Eu sou apaixonada por romances com a heroína com passado complexo, mas que lida com ele e com o herói incompreendido, de coração partido. Gente, esse romance parece que foi escrito pra mim! Comprei e li em e-book e já adicionei à lista que quero em formato físico para a minha coleção. Sou dessas!

“Um casamento conveniente” pode até parecer super padrão para um romance de época, mas foi perfeito eu ter começado a ler Tessa Dare com ele, porque já me apaixonei pelos personagens na sinopse, e a narrativa valeu para me engajar na escrita da autora. Porque, as vezes, a gente gosta muito dos personagens, da história, mas a narrativa deixa a desejar. Não foi o que aconteceu aqui.

Admito que fui ler com um certo medo porque, embora eu seja apaixonada por heróis incompreendidos, eu detesto aqueles machos alfa malas que são ranzinzas mas acham que isso é charme. Não é o caso aqui. E também não é o caso de uma mulher mudar um homem ou salvá-lo. “Um casamento conveniente” é uma história de uma mulher que passou por situações muito difíceis por escolhas que fez, mas que pega cada caquinho do seu coração todas as vezes que ele é quebrado. E sobre um homem que também sofreu demais e que entende que tem qualidades sim e que merece ser amado por elas (e por seus defeitos, afinal, todos temos).

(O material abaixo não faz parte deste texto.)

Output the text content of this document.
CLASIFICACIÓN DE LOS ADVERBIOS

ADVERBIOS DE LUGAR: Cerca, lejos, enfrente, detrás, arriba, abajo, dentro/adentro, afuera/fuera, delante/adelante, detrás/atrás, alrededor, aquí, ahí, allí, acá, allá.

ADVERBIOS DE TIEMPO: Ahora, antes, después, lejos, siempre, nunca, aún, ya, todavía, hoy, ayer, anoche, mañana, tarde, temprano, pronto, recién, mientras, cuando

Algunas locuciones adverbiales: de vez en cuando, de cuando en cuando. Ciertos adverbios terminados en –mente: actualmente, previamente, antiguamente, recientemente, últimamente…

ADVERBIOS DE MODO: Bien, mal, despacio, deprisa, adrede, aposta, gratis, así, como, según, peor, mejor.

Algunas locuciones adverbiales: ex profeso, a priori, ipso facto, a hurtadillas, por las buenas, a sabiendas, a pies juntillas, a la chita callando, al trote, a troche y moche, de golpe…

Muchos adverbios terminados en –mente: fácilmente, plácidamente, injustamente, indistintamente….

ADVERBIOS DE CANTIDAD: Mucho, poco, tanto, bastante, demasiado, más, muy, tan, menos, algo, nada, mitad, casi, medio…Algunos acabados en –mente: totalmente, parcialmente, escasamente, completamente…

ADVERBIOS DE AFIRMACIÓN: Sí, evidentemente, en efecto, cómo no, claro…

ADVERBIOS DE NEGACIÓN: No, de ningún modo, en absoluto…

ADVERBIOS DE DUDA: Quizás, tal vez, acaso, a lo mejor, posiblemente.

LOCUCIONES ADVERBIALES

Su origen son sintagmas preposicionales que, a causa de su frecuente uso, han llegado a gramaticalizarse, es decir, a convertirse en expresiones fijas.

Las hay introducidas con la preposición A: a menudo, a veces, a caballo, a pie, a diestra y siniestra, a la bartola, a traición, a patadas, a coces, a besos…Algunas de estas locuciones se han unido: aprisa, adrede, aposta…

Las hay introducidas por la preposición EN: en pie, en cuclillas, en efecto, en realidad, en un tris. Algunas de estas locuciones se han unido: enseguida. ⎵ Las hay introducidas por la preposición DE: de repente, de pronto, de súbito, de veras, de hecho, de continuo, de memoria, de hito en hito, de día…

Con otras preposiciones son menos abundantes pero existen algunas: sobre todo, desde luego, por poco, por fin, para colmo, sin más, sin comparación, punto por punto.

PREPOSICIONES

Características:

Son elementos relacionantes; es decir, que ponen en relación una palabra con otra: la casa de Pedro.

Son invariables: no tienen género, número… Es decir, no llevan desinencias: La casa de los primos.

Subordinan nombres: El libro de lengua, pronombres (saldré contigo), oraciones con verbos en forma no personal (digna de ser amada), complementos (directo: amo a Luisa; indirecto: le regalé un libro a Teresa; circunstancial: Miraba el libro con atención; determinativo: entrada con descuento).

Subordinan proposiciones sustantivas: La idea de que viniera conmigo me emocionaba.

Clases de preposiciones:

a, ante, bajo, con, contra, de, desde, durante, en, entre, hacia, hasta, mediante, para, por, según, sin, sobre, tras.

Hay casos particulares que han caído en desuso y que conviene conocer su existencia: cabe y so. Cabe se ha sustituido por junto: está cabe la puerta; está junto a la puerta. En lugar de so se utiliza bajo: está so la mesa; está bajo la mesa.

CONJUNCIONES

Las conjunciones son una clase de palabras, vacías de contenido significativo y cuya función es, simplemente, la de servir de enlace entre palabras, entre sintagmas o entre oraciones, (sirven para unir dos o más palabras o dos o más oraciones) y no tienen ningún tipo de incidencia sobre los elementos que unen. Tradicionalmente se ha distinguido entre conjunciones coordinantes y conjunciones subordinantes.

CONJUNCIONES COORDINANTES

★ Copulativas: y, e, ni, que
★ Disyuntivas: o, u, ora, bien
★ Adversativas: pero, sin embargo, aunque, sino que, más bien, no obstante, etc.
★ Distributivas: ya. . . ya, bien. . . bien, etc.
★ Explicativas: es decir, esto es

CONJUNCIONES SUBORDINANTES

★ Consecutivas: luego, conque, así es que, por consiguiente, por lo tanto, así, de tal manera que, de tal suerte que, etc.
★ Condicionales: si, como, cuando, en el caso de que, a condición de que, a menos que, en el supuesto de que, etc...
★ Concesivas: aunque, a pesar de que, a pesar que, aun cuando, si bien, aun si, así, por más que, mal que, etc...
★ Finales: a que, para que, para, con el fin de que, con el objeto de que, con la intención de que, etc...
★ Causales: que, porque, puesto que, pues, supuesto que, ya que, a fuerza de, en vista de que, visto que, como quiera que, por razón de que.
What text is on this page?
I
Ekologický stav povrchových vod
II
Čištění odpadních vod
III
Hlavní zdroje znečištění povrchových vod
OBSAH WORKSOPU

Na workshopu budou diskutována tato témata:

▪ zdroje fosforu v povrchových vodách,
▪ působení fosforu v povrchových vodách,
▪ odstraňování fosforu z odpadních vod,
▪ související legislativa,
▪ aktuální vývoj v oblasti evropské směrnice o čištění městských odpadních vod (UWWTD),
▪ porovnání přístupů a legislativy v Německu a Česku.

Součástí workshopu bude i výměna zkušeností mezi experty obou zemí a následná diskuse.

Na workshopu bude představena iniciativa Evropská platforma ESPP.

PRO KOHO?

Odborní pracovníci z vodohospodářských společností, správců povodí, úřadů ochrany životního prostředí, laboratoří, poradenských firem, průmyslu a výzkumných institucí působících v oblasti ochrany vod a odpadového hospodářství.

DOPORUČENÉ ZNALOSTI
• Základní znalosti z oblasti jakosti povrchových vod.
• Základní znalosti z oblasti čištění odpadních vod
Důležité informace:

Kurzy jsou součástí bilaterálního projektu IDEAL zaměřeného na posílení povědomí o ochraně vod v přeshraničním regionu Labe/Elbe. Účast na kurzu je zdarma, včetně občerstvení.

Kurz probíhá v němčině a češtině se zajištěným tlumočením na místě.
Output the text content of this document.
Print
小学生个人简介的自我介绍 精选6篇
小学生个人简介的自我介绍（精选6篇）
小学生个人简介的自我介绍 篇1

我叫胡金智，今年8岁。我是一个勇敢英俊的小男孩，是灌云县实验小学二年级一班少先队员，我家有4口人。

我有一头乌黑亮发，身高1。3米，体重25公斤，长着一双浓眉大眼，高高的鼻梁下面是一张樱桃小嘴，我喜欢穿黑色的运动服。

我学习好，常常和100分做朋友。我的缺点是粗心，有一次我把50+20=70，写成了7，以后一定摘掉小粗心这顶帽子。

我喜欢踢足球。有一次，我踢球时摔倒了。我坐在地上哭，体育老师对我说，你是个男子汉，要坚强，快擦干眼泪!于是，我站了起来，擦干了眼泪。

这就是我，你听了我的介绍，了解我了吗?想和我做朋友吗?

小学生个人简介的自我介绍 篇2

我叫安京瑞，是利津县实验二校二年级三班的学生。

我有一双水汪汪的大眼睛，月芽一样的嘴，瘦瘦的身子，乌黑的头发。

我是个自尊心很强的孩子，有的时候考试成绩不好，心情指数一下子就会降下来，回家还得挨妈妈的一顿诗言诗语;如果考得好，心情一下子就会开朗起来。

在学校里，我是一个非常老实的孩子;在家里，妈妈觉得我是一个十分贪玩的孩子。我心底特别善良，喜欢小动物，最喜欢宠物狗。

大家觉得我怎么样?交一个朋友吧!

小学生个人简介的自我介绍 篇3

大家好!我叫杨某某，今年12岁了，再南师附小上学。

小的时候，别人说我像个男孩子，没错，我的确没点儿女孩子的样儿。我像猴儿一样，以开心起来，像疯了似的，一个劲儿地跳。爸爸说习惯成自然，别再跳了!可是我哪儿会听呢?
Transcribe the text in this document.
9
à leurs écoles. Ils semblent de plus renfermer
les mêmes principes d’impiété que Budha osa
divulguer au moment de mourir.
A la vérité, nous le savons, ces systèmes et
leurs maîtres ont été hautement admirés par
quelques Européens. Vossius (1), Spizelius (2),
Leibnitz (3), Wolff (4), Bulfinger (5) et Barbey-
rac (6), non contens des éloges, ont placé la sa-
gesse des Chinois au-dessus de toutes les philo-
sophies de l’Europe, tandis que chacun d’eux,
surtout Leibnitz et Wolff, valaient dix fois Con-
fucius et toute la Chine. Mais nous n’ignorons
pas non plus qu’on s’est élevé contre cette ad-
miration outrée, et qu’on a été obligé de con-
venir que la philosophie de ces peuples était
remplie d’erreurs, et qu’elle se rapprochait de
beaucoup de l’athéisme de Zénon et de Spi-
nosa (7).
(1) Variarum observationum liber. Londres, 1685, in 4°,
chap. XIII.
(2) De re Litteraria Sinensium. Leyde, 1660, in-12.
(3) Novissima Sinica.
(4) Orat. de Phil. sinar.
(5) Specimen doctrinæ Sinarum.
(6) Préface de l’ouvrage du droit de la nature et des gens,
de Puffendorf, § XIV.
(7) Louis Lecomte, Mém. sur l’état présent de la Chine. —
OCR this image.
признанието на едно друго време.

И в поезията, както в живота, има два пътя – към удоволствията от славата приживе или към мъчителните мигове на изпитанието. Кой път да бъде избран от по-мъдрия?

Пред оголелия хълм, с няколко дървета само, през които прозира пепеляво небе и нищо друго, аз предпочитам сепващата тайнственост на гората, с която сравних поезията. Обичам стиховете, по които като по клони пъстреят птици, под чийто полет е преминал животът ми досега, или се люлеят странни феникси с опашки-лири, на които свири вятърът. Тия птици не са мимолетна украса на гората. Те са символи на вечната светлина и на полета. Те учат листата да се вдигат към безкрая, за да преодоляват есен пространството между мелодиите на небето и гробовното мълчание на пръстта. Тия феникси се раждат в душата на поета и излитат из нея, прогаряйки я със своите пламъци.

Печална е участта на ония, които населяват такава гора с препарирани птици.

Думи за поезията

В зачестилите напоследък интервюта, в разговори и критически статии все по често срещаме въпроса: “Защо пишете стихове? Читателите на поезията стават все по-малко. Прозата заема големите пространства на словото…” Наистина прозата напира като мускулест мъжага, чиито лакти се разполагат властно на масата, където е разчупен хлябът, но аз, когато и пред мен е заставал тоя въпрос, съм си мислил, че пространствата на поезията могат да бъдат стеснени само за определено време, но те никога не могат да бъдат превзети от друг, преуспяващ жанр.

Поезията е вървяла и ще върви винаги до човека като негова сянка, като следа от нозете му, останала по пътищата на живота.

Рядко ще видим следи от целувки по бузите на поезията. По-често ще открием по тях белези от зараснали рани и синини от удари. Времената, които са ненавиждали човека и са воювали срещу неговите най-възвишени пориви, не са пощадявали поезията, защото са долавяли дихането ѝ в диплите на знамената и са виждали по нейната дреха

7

Emma é uma protagonista encantadora que dá vontade de ser amiga, de proteger e de ir a todos os bailes com ela. E Ash … Ash tem um senso de humor ácido e me fez rir demais durante a leitura (além dos momentos que me deixou corada, porque sou dessas). E claro que é o início de uma série que terá outros livros protagonizados pelas amigas excêntricas e incríveis de Emma. Já quero todos na minha mesa agora!

“Um casamento conveniente” é sobre ver além da aparência, mas também entender o valor e o preço dela (pois são coisas diferentes). E é sobre generosidade além de valor monetário. Gente, esse livro é um romance de época que poderia ser adaptado para os dias de hoje porque, infelizmente, muita coisa ainda não mudou.

Ah, e as cenas picantes são de-li-ci-o-sas! Tessa Dare, né, mores?

Leiam! Já me animei com a autora e agradeço demais ao desapego da minha amiga Luly Trigo, que doou seis livros da Tessa pra mim. Esperem mais resenhas num futuro quase próximo.